MBA partners with The Warren Group for legal technology conference

Issue October 2013 By Cassidy Murphy

In the lush, Old Boston environs of the Omni Parker Hotel, today's lawyers got a sneak peak at the future of technology in the legal profession.

The Massachusetts Bar Association, in partnership with The Warren Group, publisher of Lawyers Journal, presented Legal Trends, the first annual legal technology conference, at the hotel on Monday, Sept. 17.

Featuring keynote addresses from Judge Nancy Gertner and noted criminal defense attorney John H. Cunha Jr., the well-attended seminars were full of informative presentations and networking opportunities.

"Judge Gertner's comments were a fascinating reminder of how and why we should have a diminished expectation of privacy," said MBA Vice President Martha Rush O'Mara, who was in attendance. "Our cell phones allow us to be tracked at any given moment. If you want to maintain your privacy, leave your cell phone at home and do not have your picture taken or posted by friends, relatives or colleagues."

Gertner spoke about the "surveillance society in which we find ourselves," drawing parallels to George Orwell's 1984, noting that while "we're not quite there yet, it is worrisome."

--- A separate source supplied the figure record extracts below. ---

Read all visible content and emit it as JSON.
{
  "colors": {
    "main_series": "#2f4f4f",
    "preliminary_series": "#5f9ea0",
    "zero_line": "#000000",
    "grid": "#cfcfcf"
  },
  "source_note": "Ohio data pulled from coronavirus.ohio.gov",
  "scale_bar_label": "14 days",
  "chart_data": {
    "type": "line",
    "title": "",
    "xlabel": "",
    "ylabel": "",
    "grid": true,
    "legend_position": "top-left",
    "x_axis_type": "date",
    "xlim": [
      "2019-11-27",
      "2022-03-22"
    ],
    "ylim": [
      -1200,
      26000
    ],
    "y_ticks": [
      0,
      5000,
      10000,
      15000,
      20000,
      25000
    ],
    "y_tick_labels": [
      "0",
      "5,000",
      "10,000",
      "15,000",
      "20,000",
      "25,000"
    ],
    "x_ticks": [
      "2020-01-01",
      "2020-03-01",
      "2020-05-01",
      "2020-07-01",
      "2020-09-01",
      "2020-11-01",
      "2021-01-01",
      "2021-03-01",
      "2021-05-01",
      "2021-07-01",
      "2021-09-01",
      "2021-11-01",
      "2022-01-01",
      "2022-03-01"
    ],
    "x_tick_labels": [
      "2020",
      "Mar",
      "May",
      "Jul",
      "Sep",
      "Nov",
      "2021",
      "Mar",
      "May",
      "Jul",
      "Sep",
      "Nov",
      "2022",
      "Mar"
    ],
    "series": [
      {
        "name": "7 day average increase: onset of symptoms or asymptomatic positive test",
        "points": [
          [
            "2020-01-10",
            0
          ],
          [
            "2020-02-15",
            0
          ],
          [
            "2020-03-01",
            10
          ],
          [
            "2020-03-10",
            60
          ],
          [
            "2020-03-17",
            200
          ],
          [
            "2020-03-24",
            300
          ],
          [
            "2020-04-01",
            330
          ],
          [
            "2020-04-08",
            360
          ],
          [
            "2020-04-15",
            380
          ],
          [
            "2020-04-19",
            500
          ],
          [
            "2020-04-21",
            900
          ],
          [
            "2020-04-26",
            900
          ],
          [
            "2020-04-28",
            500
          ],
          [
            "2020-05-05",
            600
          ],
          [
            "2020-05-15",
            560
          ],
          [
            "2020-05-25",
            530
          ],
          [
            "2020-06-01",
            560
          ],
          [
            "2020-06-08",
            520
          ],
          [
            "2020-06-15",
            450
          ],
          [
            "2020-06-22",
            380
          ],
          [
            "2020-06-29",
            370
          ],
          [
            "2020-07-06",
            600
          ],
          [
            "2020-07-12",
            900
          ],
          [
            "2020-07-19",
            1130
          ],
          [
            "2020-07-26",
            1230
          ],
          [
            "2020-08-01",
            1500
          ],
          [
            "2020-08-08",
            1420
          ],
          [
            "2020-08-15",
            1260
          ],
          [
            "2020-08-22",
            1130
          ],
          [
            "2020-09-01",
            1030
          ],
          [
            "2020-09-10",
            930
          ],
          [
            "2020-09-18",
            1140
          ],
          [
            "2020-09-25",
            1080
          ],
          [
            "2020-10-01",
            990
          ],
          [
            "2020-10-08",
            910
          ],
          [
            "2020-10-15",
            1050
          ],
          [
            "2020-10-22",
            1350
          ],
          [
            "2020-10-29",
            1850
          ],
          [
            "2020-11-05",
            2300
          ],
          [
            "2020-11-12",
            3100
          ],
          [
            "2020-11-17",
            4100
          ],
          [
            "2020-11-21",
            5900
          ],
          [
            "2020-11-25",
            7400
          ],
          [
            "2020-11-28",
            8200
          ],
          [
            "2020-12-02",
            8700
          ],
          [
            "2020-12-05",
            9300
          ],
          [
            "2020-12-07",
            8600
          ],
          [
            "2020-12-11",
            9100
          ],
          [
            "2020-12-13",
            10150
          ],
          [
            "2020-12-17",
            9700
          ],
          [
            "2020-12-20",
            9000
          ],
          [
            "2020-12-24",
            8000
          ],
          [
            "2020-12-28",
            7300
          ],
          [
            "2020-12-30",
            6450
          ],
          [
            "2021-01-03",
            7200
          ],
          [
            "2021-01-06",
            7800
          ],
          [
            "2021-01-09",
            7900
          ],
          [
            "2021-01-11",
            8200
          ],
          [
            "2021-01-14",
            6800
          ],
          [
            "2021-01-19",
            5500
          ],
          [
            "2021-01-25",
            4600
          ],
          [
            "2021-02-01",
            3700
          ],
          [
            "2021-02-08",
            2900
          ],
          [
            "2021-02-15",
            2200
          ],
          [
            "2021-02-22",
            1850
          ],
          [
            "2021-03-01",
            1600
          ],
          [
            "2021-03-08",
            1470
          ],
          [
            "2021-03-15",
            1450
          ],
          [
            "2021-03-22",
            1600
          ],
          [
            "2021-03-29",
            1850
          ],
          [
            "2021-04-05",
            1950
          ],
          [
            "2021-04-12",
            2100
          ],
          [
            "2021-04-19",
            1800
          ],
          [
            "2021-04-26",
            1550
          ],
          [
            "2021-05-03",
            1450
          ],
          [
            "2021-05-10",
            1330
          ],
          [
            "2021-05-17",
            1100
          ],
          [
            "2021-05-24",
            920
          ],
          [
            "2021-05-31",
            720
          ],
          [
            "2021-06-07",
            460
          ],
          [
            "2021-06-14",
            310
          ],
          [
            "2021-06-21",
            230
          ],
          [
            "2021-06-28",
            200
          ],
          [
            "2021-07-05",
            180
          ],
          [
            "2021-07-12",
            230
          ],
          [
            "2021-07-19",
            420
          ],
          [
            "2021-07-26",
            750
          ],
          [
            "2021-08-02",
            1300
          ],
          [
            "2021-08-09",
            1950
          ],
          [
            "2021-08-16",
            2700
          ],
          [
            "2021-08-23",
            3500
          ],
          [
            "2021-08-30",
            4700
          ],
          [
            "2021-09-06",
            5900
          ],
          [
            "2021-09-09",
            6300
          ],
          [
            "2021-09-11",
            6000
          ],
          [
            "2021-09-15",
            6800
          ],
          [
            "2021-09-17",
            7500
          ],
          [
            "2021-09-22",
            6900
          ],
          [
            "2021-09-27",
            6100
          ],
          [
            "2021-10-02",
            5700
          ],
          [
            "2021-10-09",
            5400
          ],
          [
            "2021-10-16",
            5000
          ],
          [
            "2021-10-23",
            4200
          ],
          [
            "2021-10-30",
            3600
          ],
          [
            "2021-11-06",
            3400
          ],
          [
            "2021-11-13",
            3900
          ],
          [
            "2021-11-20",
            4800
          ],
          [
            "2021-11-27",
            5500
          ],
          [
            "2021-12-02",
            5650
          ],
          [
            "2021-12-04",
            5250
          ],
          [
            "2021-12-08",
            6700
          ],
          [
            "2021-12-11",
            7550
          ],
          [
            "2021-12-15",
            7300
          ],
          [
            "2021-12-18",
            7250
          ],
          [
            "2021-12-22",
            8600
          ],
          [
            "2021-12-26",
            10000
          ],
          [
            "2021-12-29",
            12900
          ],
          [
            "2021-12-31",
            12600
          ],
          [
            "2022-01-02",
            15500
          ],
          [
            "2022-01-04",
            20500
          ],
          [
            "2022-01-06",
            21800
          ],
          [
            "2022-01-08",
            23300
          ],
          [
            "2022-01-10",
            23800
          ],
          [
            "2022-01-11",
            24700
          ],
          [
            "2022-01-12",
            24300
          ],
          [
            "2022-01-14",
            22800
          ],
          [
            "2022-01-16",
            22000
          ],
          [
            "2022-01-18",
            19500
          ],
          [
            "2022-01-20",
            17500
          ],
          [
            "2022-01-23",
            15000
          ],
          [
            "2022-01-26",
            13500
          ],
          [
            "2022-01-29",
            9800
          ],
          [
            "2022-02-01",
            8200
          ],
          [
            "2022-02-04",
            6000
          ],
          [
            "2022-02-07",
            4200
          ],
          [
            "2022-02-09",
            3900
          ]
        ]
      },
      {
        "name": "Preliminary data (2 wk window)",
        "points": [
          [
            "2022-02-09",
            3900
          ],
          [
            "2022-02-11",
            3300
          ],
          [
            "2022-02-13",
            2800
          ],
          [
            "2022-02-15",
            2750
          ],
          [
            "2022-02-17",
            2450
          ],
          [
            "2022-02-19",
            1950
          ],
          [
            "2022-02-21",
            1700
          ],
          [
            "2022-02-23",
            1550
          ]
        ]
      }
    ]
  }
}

Addressing three major points - that "reasonable expectation of privacy" is too vague in today's world, that "physical records" are a thing of the past, and that the Fourth Amendment does not protect "non-content" - Gertner warned that "our constitutional protections have been dissolving for some time." She also noted that she believes "we are not yet over the brink," and can recover from the erosions of privacy rights in America's laws.

Cunha covered the science behind cell phone technology and how its evidentiary uses are often based on erroneous assumptions. He called on those present to challenge commonly held beliefs about cell phone use, technology and location features. He also remarked that while it may be difficult, "We must stop governmental interference in our lives, particularly in a world where [young] people have no expectation of privacy at all."

The conference also featured seminars addressing cloud computing and informed decisions, the cost of e-discovery, focused digital marketing for attorneys, and evidence collection in the mobile age.

Event partners also included the New Hampshire Bar Association, Lawyers Concerned for Lawyers, LOMAP Massachusetts and the Women's Bar Association.